Multi-site clusters are often split 50/50 across two sites. This can cause an issue when half of the cluster goes offline. WS2012 R2 clusters can survive losing 50% of the cluster at once. One site will automatically lose (non-authoritative site), using a LowerQuorumPriorityNodeID cluster quorum property. This will be useful where the company needs a multi-site cluster and cannot deploy a file-share witness in a third site.
A new ForceQuorum setting will allow you to set an authoritative site on a site in a multi-site cluster for when a split-brain situation happens – that is, when communications break down between sites, and the cluster nodes must decide which site should remain active.

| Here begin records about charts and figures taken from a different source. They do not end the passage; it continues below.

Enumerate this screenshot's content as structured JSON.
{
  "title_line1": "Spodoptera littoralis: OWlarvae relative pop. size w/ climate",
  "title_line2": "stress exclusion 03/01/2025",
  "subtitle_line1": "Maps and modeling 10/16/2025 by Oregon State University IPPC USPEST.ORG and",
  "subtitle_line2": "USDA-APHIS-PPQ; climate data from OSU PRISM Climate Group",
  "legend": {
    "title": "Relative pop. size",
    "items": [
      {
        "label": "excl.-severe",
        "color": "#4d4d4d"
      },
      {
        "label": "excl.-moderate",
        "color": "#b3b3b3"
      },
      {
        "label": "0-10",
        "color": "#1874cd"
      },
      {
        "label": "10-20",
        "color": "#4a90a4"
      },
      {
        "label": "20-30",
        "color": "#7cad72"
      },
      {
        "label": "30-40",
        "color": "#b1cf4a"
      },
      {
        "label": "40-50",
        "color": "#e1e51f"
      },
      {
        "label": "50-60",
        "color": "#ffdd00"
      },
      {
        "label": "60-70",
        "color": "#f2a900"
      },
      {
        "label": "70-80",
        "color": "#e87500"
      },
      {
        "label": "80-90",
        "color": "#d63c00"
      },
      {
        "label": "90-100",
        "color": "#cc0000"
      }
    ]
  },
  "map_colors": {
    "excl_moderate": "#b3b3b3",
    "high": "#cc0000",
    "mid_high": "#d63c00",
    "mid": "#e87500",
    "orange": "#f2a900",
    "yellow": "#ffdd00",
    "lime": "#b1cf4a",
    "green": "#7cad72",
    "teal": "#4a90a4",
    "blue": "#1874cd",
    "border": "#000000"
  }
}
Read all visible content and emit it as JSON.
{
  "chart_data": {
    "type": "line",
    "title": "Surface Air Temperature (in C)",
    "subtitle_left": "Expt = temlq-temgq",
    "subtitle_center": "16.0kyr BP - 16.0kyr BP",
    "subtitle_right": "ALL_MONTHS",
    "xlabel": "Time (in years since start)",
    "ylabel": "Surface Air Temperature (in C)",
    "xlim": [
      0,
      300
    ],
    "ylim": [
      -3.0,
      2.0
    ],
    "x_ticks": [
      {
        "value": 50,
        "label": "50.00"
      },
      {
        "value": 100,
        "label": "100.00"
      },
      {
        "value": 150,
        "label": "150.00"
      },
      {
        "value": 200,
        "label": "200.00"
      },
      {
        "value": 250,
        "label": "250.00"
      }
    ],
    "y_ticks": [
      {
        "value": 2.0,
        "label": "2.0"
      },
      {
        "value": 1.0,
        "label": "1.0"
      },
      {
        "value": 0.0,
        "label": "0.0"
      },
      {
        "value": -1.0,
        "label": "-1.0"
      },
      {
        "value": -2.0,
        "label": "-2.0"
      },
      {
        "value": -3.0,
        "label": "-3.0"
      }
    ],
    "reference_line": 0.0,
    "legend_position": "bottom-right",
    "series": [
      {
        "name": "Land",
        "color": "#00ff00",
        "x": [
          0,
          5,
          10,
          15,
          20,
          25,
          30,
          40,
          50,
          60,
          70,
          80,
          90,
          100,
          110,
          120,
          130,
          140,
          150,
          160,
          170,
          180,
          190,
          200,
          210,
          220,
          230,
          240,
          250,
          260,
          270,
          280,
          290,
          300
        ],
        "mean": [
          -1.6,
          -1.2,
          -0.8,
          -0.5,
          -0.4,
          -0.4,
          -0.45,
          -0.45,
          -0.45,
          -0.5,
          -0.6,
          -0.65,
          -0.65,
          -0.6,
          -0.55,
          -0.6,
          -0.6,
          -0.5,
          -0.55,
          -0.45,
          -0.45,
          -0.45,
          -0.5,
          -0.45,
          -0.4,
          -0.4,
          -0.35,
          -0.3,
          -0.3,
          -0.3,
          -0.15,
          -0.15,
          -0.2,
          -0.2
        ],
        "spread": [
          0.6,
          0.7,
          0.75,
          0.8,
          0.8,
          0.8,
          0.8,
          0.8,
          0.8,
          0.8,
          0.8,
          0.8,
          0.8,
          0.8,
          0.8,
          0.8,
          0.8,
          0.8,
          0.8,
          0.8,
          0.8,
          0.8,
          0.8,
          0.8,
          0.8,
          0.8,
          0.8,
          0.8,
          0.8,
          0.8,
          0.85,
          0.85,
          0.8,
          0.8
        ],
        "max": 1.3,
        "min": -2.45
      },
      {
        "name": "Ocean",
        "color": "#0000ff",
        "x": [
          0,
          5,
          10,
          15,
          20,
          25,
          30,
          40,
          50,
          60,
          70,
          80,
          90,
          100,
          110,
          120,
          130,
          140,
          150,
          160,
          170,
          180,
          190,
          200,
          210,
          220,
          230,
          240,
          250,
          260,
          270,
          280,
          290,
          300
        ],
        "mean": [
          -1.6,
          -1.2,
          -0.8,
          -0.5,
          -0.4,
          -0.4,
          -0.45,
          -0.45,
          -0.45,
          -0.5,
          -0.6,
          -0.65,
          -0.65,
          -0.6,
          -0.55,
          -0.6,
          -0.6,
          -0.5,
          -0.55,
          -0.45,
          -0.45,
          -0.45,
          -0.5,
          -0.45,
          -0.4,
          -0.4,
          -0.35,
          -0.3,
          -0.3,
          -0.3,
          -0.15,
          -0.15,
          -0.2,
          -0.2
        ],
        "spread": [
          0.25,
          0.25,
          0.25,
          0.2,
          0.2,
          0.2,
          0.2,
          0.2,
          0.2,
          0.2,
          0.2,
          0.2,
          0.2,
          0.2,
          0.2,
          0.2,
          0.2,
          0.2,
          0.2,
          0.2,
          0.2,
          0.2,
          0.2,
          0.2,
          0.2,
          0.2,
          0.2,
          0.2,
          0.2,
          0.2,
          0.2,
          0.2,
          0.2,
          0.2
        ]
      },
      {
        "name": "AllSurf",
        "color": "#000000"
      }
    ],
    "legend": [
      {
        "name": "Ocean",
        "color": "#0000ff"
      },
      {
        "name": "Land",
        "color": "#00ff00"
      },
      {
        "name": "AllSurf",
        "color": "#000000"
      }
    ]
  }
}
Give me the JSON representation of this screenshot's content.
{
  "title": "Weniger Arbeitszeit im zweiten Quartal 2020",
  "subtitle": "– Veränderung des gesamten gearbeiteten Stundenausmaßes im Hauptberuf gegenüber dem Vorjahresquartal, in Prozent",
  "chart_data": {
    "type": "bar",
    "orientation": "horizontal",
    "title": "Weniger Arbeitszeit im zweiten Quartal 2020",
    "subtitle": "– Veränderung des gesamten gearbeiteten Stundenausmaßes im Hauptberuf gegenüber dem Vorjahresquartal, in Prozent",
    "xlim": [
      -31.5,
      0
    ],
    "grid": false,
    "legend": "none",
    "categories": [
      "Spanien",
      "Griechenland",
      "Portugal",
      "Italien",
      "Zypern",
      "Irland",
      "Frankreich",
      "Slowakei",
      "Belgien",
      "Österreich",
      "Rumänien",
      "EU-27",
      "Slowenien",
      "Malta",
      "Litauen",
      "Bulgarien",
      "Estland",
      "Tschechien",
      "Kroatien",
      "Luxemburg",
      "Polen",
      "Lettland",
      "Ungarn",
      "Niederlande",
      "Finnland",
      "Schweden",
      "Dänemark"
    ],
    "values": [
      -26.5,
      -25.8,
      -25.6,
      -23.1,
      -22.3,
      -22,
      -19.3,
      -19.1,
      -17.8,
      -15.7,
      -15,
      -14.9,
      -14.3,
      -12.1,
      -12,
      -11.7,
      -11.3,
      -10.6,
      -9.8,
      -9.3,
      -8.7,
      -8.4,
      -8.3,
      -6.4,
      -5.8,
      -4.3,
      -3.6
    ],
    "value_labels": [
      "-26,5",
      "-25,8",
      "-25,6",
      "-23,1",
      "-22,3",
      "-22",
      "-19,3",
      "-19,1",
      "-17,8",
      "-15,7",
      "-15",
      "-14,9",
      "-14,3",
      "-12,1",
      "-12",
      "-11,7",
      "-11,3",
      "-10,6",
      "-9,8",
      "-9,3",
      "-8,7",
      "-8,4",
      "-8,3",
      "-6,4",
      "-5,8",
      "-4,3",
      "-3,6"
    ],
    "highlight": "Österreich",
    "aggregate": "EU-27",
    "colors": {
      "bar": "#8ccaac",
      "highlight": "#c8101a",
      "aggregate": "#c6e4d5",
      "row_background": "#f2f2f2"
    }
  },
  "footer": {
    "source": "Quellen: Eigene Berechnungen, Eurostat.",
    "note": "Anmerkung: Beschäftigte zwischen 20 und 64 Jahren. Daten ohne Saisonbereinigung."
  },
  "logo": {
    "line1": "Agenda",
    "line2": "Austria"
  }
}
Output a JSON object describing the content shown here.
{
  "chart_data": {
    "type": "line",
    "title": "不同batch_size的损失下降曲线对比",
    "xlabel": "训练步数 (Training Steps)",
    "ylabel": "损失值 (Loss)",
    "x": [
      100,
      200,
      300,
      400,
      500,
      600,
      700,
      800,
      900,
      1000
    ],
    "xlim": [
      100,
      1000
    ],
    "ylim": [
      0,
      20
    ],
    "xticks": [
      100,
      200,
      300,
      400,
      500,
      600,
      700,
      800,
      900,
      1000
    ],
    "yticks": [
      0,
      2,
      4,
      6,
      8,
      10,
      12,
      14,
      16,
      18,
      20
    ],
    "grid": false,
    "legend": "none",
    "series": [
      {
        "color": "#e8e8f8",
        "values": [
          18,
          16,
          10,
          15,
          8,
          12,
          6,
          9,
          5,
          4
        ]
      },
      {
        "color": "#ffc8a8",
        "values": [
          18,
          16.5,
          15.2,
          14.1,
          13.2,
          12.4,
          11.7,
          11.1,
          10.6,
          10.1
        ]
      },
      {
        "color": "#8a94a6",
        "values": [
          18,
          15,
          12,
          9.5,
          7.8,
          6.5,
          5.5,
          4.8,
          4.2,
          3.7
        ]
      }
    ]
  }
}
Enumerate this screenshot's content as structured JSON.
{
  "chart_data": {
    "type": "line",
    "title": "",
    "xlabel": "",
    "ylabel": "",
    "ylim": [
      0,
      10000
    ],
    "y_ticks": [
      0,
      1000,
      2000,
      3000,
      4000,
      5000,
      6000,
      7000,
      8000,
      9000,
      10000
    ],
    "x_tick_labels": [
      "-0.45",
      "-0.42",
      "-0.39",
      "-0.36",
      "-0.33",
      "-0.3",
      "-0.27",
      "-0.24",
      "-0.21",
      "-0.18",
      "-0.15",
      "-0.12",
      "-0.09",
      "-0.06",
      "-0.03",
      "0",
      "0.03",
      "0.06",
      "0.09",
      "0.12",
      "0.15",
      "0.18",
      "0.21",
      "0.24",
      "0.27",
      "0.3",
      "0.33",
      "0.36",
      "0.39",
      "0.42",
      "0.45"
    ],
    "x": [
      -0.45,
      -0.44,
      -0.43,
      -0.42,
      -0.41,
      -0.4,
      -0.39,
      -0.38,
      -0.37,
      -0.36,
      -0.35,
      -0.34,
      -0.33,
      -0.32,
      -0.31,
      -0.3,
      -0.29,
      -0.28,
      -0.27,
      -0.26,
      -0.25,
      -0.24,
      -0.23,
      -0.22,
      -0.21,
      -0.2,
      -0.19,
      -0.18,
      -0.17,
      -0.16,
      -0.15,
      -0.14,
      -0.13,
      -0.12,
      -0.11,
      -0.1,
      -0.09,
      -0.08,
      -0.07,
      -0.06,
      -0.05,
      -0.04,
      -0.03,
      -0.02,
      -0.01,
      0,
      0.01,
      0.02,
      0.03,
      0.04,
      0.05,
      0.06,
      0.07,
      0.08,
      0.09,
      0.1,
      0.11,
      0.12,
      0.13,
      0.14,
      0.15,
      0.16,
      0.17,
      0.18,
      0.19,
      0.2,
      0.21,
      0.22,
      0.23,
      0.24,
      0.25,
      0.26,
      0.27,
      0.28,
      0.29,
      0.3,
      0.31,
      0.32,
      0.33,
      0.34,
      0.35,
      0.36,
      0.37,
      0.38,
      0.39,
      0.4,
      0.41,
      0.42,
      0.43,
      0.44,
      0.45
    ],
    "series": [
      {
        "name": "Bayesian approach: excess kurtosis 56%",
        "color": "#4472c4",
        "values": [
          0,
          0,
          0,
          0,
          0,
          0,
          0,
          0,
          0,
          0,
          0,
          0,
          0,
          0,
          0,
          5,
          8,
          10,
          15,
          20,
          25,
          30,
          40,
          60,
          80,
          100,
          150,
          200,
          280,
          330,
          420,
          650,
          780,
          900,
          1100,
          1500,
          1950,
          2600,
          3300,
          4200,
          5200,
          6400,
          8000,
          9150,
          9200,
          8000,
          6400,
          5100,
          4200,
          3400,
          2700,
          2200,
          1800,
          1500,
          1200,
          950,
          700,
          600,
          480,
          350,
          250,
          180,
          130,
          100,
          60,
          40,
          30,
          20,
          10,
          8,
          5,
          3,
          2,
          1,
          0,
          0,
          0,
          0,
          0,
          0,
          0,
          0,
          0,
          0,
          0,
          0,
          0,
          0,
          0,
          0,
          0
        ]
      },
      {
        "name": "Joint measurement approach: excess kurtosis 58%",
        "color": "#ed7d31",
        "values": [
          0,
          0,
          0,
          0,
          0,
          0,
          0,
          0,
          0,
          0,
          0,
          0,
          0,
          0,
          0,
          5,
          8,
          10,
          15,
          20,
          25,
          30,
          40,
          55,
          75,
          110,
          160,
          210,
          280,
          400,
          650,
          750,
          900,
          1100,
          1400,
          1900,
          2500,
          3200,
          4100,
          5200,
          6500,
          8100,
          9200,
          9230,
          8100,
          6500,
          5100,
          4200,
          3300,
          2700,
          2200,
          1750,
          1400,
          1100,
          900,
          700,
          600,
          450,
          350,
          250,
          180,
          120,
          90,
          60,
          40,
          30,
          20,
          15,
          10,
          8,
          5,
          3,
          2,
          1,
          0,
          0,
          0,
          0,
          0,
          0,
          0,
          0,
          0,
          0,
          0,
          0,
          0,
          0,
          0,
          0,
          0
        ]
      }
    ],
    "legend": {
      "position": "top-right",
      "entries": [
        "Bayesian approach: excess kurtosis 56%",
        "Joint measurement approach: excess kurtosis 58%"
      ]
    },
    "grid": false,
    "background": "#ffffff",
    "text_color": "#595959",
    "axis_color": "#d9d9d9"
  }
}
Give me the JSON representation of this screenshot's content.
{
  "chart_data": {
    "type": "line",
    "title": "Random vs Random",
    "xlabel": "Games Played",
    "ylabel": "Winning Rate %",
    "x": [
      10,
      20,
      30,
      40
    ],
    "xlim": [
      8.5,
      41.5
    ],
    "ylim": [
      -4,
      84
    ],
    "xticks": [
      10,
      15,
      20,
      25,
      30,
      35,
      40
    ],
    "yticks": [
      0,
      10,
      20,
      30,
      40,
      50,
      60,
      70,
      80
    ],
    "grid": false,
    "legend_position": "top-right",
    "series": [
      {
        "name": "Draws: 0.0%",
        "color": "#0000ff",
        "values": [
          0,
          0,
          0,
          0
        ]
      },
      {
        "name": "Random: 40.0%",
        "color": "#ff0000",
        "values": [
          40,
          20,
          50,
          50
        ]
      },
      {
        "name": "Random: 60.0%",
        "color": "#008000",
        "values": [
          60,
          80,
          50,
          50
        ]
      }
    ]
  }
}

SQL Server Cluster Simplification

A SQL server cluster can be deployed without the use of Active Directory computer objects. This assumes the SQL Server databases will use SQL authentication, and not Windows authentication.

Shared VHDX

A guest cluster allows you to make services highly available within the guest OS of 2 or more virtual machines. These virtual machines typically need access to some kind of shared storage. Initially this required complicated networking for iSCSI communications. Windows Server 2012 allows us to use SMB 3.0 or virtual fiber channel. This was a great step forward but it introduces a challenge in cloud computing. The boundary between the virtual layer (the tenant) and the physical layer (the service provider) is blurred. This blurring is particularly challenging because facilitating shared storage with iSCSI, SMB 3.0, or fiber channel requires infrastructure engineering and therefore contradicts the self-service requirement of a cloud.
Windows Server 2012 R2 adds a virtual alternative to offer shared storage. Up to 8 virtual machines can be connected to shared VHDX files. This gives us an all-virtualization solution that is suitable for self-service in a cloud. The shared VHDX must be stored on an SMB 3.0 share or a CSV. The hosts that are running the virtual machines must be clustered. The clustered hosts must not necessarily in the same cluster; this scenario requires storing the shared VHDX file(s) on an SMB 3.0 share that is used by all of the involved host clusters.